TerrorismBoko Haram leader deposed following cease-fire agreement with Nigerian government

Published 6 August 2013

Sheikh Abubakar Shekau, the leader of Nigeria’s Boko Haram, appears to have been deposed by more moderate members of the Islamic group. The change of leadership follows a cease-fire agreement between the Islamic organization and the Nigerian government, reached in talks on 25-26 June. Violence has continued however, and Boko Haram, which since 2009 has been conducting an increasingly violent campaign against the Nigerian government and Western influence in the country, may split as more radical elements decide to create a new militia.

Abubakar Shekau flanked by two Boko Haram fighters // Source: laodong.com.vn

Sheikh Abubakar Shekau, the leader of Nigeria’s Boko Haram, appears to have been deposed by more moderate members of the Islamic group.

Shekau had led the group since July 2009, when the group’s founder, Imam Mohammed Yusuf, was captured and killed by Nigerian government forces.

Under Shekau, Boko Haram has become more radical, has adopted ever-more-violent tactics, and has identified more publicly with al Qaeda.

Following talks with the Nigerian government, which began toward the end of June, and a 26 June announcement of a cease-fire, Boko Haram has reduced its campaign of violence against the government and what the group regards as corrupting Western influence in Nigeria.

The Huffington Post reports that the violence has not stopped completely, though. Responding to what Boko Haram saw as government foot-dragging in implementing the cease fire agreement, the group detonated three car bomb attacks in the northern city of Kano this week, killing at least fifteen people.

The post-cease fire period also saw Boko Haram commit one of the more grisly attacks in its war: at the beginning of July, forty school students and a teacher were killed when Boko Haram militants attacked the Government Secondary School, a boarding school in Mamudo town in Yobe state in northeast Nigeria. The Islamists set the school dorm on fire while students, aged 10 to 15, were sleeping inside. Most of the dead were burned alive inside the dorm. The militant waited outside the dorm, and shot those who tried to escape the burning building (see “Nigerian Islamic extremists burn children alive during attack on boarding school,” HSNW, 8 July 2013).

. Abu Zamira Mohammad has been appointed new leader and has since appointed five representatives to lead peace negotiations with the Nigerian government: Abu Liman Ibrahim, Abu Zamira Mohammed, Abu Adam Maisandari, Kassim Imam Biu, and Mallam Modu Damaturu.

Boko Haram representative, Iman Liman Ibrahim, explained the decision to depose Shekau was due to the Yobe Massacre in which school children were murdered in cold-blood. “It was harsh, harsh, harsh. The beheadings, the killings, the recent deaths of students… this is not the way of the Holy Qu’ran. We could tolerate it no longer.” Liman said of Shekau’s actions.

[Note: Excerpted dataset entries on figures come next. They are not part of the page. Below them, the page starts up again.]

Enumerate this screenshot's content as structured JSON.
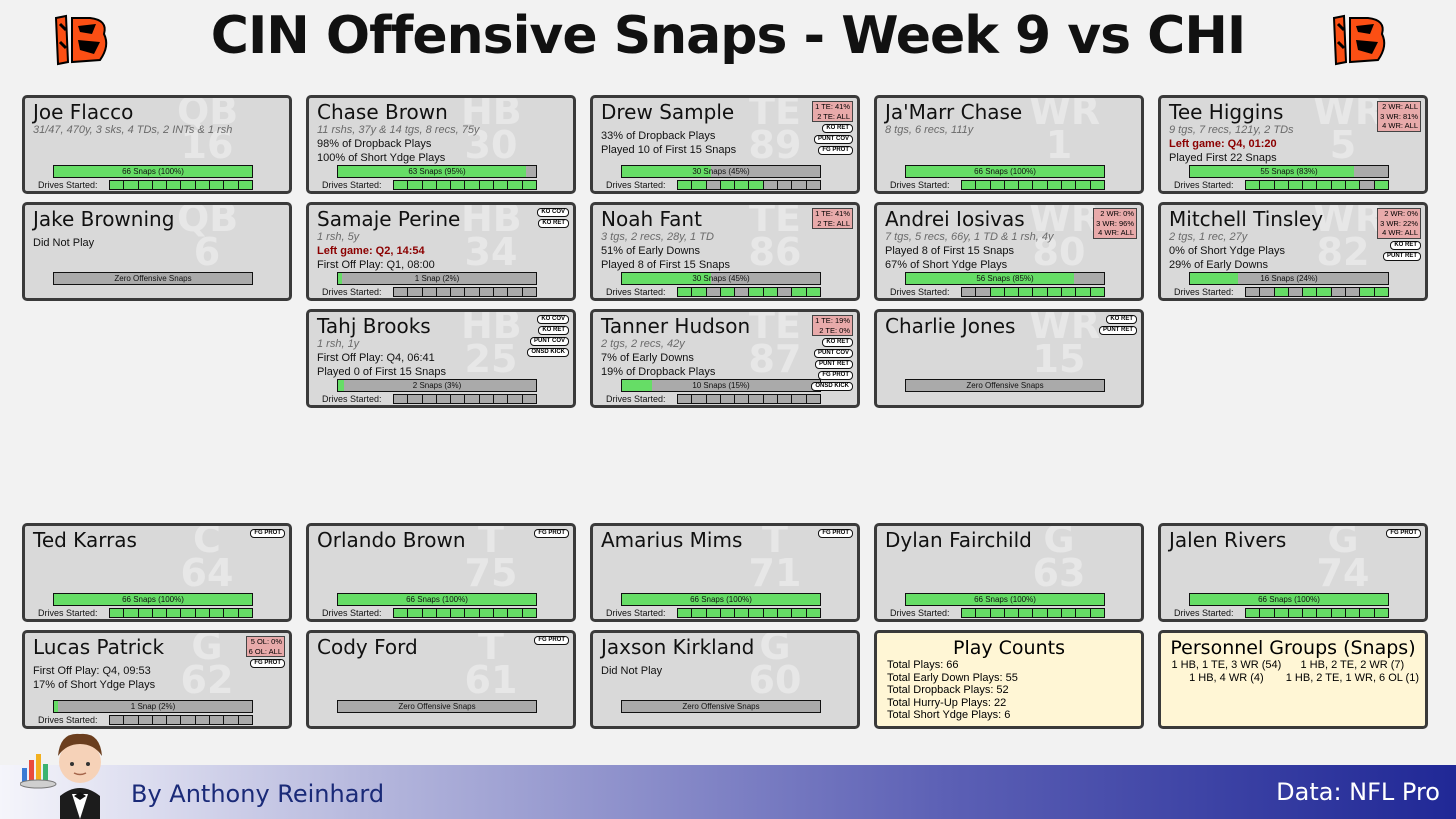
{
  "header": {
    "title": "CIN Offensive Snaps - Week 9 vs CHI"
  },
  "colors": {
    "snap_fill": "#66dd66",
    "empty_bar": "#aaaaaa",
    "card_bg": "#d9d9d9",
    "personnel_bg": "#e8aaaa",
    "left_game_text": "#8b0000",
    "info_bg": "#fff6d5"
  },
  "drives_label": "Drives Started:",
  "cards": [
    {
      "name": "Joe Flacco",
      "pos": "QB",
      "num": "16",
      "lines": [
        {
          "t": "31/47, 470y, 3 sks, 4 TDs, 2 INTs & 1 rsh",
          "k": "stat"
        }
      ],
      "bar": "66 Snaps (100%)",
      "pct": 100,
      "drives": "1111111111",
      "chips": [],
      "pers": []
    },
    {
      "name": "Chase Brown",
      "pos": "HB",
      "num": "30",
      "lines": [
        {
          "t": "11 rshs, 37y & 14 tgs, 8 recs, 75y",
          "k": "stat"
        },
        {
          "t": "98% of Dropback Plays",
          "k": ""
        },
        {
          "t": "100% of Short Ydge Plays",
          "k": ""
        }
      ],
      "bar": "63 Snaps (95%)",
      "pct": 95,
      "drives": "1111111111",
      "chips": [],
      "pers": []
    },
    {
      "name": "Drew Sample",
      "pos": "TE",
      "num": "89",
      "lines": [
        {
          "t": "33% of Dropback Plays",
          "k": "gap"
        },
        {
          "t": "Played 10 of First 15 Snaps",
          "k": ""
        }
      ],
      "bar": "30 Snaps (45%)",
      "pct": 45,
      "drives": "1101110000",
      "chips": [
        "KO RET",
        "PUNT COV",
        "FG PROT"
      ],
      "pers": [
        "1 TE: 41%",
        "2 TE: ALL"
      ]
    },
    {
      "name": "Ja'Marr Chase",
      "pos": "WR",
      "num": "1",
      "lines": [
        {
          "t": "8 tgs, 6 recs, 111y",
          "k": "stat"
        }
      ],
      "bar": "66 Snaps (100%)",
      "pct": 100,
      "drives": "1111111111",
      "chips": [],
      "pers": []
    },
    {
      "name": "Tee Higgins",
      "pos": "WR",
      "num": "5",
      "lines": [
        {
          "t": "9 tgs, 7 recs, 121y, 2 TDs",
          "k": "stat"
        },
        {
          "t": "Left game: Q4, 01:20",
          "k": "left"
        },
        {
          "t": "Played First 22 Snaps",
          "k": ""
        }
      ],
      "bar": "55 Snaps (83%)",
      "pct": 83,
      "drives": "1111111101",
      "chips": [],
      "pers": [
        "2 WR: ALL",
        "3 WR: 81%",
        "4 WR: ALL"
      ]
    },
    {
      "name": "Jake Browning",
      "pos": "QB",
      "num": "6",
      "lines": [
        {
          "t": "Did Not Play",
          "k": "gap"
        }
      ],
      "bar": "Zero Offensive Snaps",
      "pct": 0,
      "drives": "",
      "chips": [],
      "pers": []
    },
    {
      "name": "Samaje Perine",
      "pos": "HB",
      "num": "34",
      "lines": [
        {
          "t": "1 rsh, 5y",
          "k": "stat"
        },
        {
          "t": "Left game: Q2, 14:54",
          "k": "left"
        },
        {
          "t": "First Off Play: Q1, 08:00",
          "k": ""
        }
      ],
      "bar": "1 Snap (2%)",
      "pct": 2,
      "drives": "0000000000",
      "chips": [
        "KO COV",
        "KO RET"
      ],
      "pers": []
    },
    {
      "name": "Noah Fant",
      "pos": "TE",
      "num": "86",
      "lines": [
        {
          "t": "3 tgs, 2 recs, 28y, 1 TD",
          "k": "stat"
        },
        {
          "t": "51% of Early Downs",
          "k": ""
        },
        {
          "t": "Played 8 of First 15 Snaps",
          "k": ""
        }
      ],
      "bar": "30 Snaps (45%)",
      "pct": 45,
      "drives": "1101011011",
      "chips": [],
      "pers": [
        "1 TE: 41%",
        "2 TE: ALL"
      ]
    },
    {
      "name": "Andrei Iosivas",
      "pos": "WR",
      "num": "80",
      "lines": [
        {
          "t": "7 tgs, 5 recs, 66y, 1 TD & 1 rsh, 4y",
          "k": "stat"
        },
        {
          "t": "Played 8 of First 15 Snaps",
          "k": ""
        },
        {
          "t": "67% of Short Ydge Plays",
          "k": ""
        }
      ],
      "bar": "56 Snaps (85%)",
      "pct": 85,
      "drives": "0011111111",
      "chips": [],
      "pers": [
        "2 WR:  0%",
        "3 WR: 96%",
        "4 WR: ALL"
      ]
    },
    {
      "name": "Mitchell Tinsley",
      "pos": "WR",
      "num": "82",
      "lines": [
        {
          "t": "2 tgs, 1 rec, 27y",
          "k": "stat"
        },
        {
          "t": "0% of Short Ydge Plays",
          "k": ""
        },
        {
          "t": "29% of Early Downs",
          "k": ""
        }
      ],
      "bar": "16 Snaps (24%)",
      "pct": 24,
      "drives": "0010110011",
      "chips": [
        "KO RET",
        "PUNT RET"
      ],
      "pers": [
        "2 WR:  0%",
        "3 WR: 22%",
        "4 WR: ALL"
      ]
    },
    {
      "name": "Tahj Brooks",
      "pos": "HB",
      "num": "25",
      "lines": [
        {
          "t": "1 rsh, 1y",
          "k": "stat"
        },
        {
          "t": "First Off Play: Q4, 06:41",
          "k": ""
        },
        {
          "t": "Played 0 of First 15 Snaps",
          "k": ""
        }
      ],
      "bar": "2 Snaps (3%)",
      "pct": 3,
      "drives": "0000000000",
      "chips": [
        "KO COV",
        "KO RET",
        "PUNT COV",
        "ONSD KICK"
      ],
      "pers": []
    },
    {
      "name": "Tanner Hudson",
      "pos": "TE",
      "num": "87",
      "lines": [
        {
          "t": "2 tgs, 2 recs, 42y",
          "k": "stat"
        },
        {
          "t": "7% of Early Downs",
          "k": ""
        },
        {
          "t": "19% of Dropback Plays",
          "k": ""
        }
      ],
      "bar": "10 Snaps (15%)",
      "pct": 15,
      "drives": "0000000000",
      "chips": [
        "KO RET",
        "PUNT COV",
        "PUNT RET",
        "FG PROT",
        "ONSD KICK"
      ],
      "pers": [
        "1 TE: 19%",
        "2 TE:  0%"
      ]
    },
    {
      "name": "Charlie Jones",
      "pos": "WR",
      "num": "15",
      "lines": [],
      "bar": "Zero Offensive Snaps",
      "pct": 0,
      "drives": "",
      "chips": [
        "KO RET",
        "PUNT RET"
      ],
      "pers": []
    },
    {
      "name": "Ted Karras",
      "pos": "C",
      "num": "64",
      "lines": [],
      "bar": "66 Snaps (100%)",
      "pct": 100,
      "drives": "1111111111",
      "chips": [
        "FG PROT"
      ],
      "pers": []
    },
    {
      "name": "Orlando Brown",
      "pos": "T",
      "num": "75",
      "lines": [],
      "bar": "66 Snaps (100%)",
      "pct": 100,
      "drives": "1111111111",
      "chips": [
        "FG PROT"
      ],
      "pers": []
    },
    {
      "name": "Amarius Mims",
      "pos": "T",
      "num": "71",
      "lines": [],
      "bar": "66 Snaps (100%)",
      "pct": 100,
      "drives": "1111111111",
      "chips": [
        "FG PROT"
      ],
      "pers": []
    },
    {
      "name": "Dylan Fairchild",
      "pos": "G",
      "num": "63",
      "lines": [],
      "bar": "66 Snaps (100%)",
      "pct": 100,
      "drives": "1111111111",
      "chips": [],
      "pers": []
    },
    {
      "name": "Jalen Rivers",
      "pos": "G",
      "num": "74",
      "lines": [],
      "bar": "66 Snaps (100%)",
      "pct": 100,
      "drives": "1111111111",
      "chips": [
        "FG PROT"
      ],
      "pers": []
    },
    {
      "name": "Lucas Patrick",
      "pos": "G",
      "num": "62",
      "lines": [
        {
          "t": "First Off Play: Q4, 09:53",
          "k": "gap"
        },
        {
          "t": "17% of Short Ydge Plays",
          "k": ""
        }
      ],
      "bar": "1 Snap (2%)",
      "pct": 2,
      "drives": "0000000000",
      "chips": [
        "FG PROT"
      ],
      "pers": [
        "5 OL:  0%",
        "6 OL: ALL"
      ]
    },
    {
      "name": "Cody Ford",
      "pos": "T",
      "num": "61",
      "lines": [],
      "bar": "Zero Offensive Snaps",
      "pct": 0,
      "drives": "",
      "chips": [
        "FG PROT"
      ],
      "pers": []
    },
    {
      "name": "Jaxson Kirkland",
      "pos": "G",
      "num": "60",
      "lines": [
        {
          "t": "Did Not Play",
          "k": "gap"
        }
      ],
      "bar": "Zero Offensive Snaps",
      "pct": 0,
      "drives": "",
      "chips": [],
      "pers": []
    }
  ],
  "play_counts": {
    "title": "Play Counts",
    "lines": [
      "Total Plays: 66",
      "Total Early Down Plays: 55",
      "Total Dropback Plays: 52",
      "Total Hurry-Up Plays: 22",
      "Total Short Ydge Plays: 6"
    ]
  },
  "personnel_groups": {
    "title": "Personnel Groups (Snaps)",
    "items": [
      "1 HB, 1 TE, 3 WR (54)",
      "1 HB, 2 TE, 2 WR (7)",
      "1 HB, 4 WR (4)",
      "1 HB, 2 TE, 1 WR, 6 OL (1)"
    ]
  },
  "footer": {
    "author": "By Anthony Reinhard",
    "source": "Data: NFL Pro"
  }
}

Liman said Shekau was offered three options as leader of the group: peace deal, leave Boko Haram, or die. The fate of Shekau is unclear. A  video, recovered from a Boko Haram camp in the Sambisa Forest Reserve in northeast Nigeria raided by the military on 16 May, shows Shekau limping, perhaps an indication that he was shot.

The move to depose Shekau could lead to a deepening conflict between moderates and extremists within Boko Haram. This may result in the breakup of the group and the emergence of a more extreme splinter organization which is unlikely to accept a ceasefire and other agreements reached in the 25-26 June talks with the Nigerian government.